Department of Biomedical Engineering, Thoraxcenter, Erasmus University Medical Center, Rotterdam, The Netherlands.
Department of Biomedical Engineering, Thoraxcenter, Erasmus University Medical Center, Rotterdam, The Netherlands.
Ultrasound Med Biol. 2020 Aug;46(8):2017-2029. doi: 10.1016/j.ultrasmedbio.2020.03.029. Epub 2020 May 10.
Ultrasound insonification of microbubbles can locally enhance drug delivery, but the microbubble-cell interaction remains poorly understood. Because intracellular calcium (Ca) is a key cellular regulator, unraveling the Ca fluctuations caused by an oscillating microbubble provides crucial insight into the underlying bio-effects.
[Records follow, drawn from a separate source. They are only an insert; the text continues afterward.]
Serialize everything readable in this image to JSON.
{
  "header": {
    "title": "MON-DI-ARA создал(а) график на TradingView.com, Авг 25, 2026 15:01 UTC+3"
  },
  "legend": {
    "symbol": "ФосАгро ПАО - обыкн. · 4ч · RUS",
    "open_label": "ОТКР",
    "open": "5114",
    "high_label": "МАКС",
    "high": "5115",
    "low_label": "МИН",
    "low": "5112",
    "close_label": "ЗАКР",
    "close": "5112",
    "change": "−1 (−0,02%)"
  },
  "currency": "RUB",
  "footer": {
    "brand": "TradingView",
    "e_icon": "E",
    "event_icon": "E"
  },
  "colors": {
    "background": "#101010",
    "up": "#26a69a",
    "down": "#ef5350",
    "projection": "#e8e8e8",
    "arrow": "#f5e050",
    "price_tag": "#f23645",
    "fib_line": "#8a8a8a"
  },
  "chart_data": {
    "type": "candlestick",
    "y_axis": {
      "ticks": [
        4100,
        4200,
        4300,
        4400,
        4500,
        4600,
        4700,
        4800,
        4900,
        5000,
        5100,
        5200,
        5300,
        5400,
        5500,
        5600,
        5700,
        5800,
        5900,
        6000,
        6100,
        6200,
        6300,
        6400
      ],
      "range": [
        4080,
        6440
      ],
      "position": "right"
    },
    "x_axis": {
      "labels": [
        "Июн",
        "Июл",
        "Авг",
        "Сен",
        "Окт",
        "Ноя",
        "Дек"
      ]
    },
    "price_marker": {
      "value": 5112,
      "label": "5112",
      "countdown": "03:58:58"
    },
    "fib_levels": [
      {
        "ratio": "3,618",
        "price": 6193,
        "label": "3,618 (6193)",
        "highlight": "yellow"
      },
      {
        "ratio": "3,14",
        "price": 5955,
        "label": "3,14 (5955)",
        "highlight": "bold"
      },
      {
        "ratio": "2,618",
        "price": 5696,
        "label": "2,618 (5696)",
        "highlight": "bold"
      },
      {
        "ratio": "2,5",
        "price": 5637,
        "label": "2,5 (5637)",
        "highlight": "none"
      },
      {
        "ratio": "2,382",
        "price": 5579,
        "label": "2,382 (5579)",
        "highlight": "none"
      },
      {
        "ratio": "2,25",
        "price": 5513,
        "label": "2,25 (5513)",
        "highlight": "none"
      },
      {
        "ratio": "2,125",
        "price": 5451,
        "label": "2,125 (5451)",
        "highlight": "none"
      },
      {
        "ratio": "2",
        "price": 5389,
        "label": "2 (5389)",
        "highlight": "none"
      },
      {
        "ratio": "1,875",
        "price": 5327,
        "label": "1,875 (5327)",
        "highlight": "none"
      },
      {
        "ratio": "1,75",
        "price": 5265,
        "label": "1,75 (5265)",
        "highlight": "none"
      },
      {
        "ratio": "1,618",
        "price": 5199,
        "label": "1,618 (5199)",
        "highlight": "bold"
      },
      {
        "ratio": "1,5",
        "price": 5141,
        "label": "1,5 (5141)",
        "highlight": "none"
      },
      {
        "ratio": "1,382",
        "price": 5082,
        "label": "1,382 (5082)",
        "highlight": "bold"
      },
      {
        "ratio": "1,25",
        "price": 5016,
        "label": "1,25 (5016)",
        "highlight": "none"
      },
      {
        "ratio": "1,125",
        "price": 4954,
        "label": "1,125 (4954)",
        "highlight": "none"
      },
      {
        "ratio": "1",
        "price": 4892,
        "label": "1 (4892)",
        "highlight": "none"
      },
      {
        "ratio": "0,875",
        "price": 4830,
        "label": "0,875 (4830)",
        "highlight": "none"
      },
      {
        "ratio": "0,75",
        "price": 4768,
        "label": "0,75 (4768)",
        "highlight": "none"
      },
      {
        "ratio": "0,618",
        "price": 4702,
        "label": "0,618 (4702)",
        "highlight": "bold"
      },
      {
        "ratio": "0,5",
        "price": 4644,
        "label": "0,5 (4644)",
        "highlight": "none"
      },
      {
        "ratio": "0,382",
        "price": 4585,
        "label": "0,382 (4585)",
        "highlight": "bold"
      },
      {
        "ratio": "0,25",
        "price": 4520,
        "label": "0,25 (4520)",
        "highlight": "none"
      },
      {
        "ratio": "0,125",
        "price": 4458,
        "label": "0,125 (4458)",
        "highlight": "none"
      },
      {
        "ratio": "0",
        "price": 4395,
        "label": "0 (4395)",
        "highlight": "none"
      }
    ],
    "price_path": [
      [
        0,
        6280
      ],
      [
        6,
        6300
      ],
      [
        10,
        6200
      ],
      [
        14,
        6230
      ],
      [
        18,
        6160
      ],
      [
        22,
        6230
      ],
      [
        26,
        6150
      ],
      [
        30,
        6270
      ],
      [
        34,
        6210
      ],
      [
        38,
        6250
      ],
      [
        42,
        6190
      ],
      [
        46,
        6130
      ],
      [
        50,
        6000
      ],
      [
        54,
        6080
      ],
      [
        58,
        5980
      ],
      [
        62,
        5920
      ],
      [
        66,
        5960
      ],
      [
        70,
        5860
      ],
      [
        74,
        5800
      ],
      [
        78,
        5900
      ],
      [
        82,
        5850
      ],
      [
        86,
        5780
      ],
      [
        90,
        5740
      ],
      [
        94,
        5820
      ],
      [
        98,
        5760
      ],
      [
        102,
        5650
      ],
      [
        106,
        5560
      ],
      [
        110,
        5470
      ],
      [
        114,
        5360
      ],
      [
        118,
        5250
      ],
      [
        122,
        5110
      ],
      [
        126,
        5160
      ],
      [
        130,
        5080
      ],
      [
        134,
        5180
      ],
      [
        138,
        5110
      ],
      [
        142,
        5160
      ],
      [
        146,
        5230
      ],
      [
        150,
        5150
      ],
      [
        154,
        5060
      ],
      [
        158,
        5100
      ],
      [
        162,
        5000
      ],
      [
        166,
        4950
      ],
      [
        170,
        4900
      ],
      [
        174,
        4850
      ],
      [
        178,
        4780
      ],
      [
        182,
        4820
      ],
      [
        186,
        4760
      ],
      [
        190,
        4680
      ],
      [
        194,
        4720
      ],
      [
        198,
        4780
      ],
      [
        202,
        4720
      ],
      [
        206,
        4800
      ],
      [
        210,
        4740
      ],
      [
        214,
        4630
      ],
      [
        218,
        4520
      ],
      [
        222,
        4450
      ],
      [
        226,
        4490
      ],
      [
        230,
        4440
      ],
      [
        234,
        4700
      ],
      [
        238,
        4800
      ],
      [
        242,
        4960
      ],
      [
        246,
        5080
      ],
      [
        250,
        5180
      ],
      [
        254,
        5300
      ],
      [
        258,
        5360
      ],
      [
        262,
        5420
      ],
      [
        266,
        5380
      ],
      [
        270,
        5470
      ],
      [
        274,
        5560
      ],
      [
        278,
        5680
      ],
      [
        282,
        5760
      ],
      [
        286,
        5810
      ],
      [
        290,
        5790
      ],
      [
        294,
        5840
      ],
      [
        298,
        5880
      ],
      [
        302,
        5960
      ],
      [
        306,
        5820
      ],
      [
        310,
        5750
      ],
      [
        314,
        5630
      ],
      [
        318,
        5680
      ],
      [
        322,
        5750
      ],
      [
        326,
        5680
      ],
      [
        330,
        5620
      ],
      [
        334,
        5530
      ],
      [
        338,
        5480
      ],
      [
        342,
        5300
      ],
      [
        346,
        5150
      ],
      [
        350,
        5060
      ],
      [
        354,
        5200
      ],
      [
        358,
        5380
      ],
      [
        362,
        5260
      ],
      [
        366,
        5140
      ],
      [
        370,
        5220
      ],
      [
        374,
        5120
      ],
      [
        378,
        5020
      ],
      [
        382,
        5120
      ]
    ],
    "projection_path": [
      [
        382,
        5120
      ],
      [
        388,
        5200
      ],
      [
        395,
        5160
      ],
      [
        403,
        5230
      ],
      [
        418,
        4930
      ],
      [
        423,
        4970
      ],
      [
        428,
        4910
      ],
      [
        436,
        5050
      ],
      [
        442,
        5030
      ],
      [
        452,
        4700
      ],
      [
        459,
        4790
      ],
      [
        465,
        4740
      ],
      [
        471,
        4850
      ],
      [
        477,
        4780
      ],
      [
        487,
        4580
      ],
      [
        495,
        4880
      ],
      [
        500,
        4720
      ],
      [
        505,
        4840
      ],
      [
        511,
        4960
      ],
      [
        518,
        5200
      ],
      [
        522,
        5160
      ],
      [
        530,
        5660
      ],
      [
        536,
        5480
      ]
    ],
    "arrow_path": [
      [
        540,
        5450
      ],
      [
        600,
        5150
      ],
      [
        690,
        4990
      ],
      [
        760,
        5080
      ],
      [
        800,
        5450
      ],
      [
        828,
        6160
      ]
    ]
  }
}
Therefore, we developed an optical imaging system at nanometer and nanosecond resolution that can resolve Ca fluctuations and microbubble oscillations. Using this system, we clearly distinguished three Ca uptake profiles upon sonoporation of endothelial cells, which strongly correlated with the microbubble oscillation amplitude, severity of sonoporation and opening of cell-cell contacts. We found a narrow operating range for viable drug delivery without lethal cell damage. Moreover, adjacent cells were affected by a calcium wave propagating at 15 μm/s. With the unique optical system, we unraveled the microbubble oscillation behavior required for drug delivery and Ca fluctuations, providing new insight into the microbubble-cell interaction to aid clinical translation.
超声空化微泡可局部增强药物传递,但微泡-细胞相互作用仍知之甚少。由于细胞内钙(Ca)是细胞的关键调节因子,因此揭示由振荡微泡引起的 Ca 波动可为潜在的生物效应提供重要的见解。因此,我们开发了一种具有纳米和纳秒分辨率的光学成像系统,该系统可以解析 Ca 波动和微泡的振荡。使用该系统,我们在血管内皮细胞的声孔作用下清楚地区分了三种 Ca 摄取谱,这与微泡的振荡幅度、声孔作用的严重程度和细胞-细胞接触的开放强烈相关。我们发现了一个狭窄的工作范围,可在没有致命细胞损伤的情况下进行有效的药物传递。此外,相邻细胞受到以 15 μm/s 传播的钙波的影响。通过独特的光学系统,我们揭示了药物传递和 Ca 波动所需的微泡振荡行为,为微泡-细胞相互作用提供了新的见解,有助于临床转化。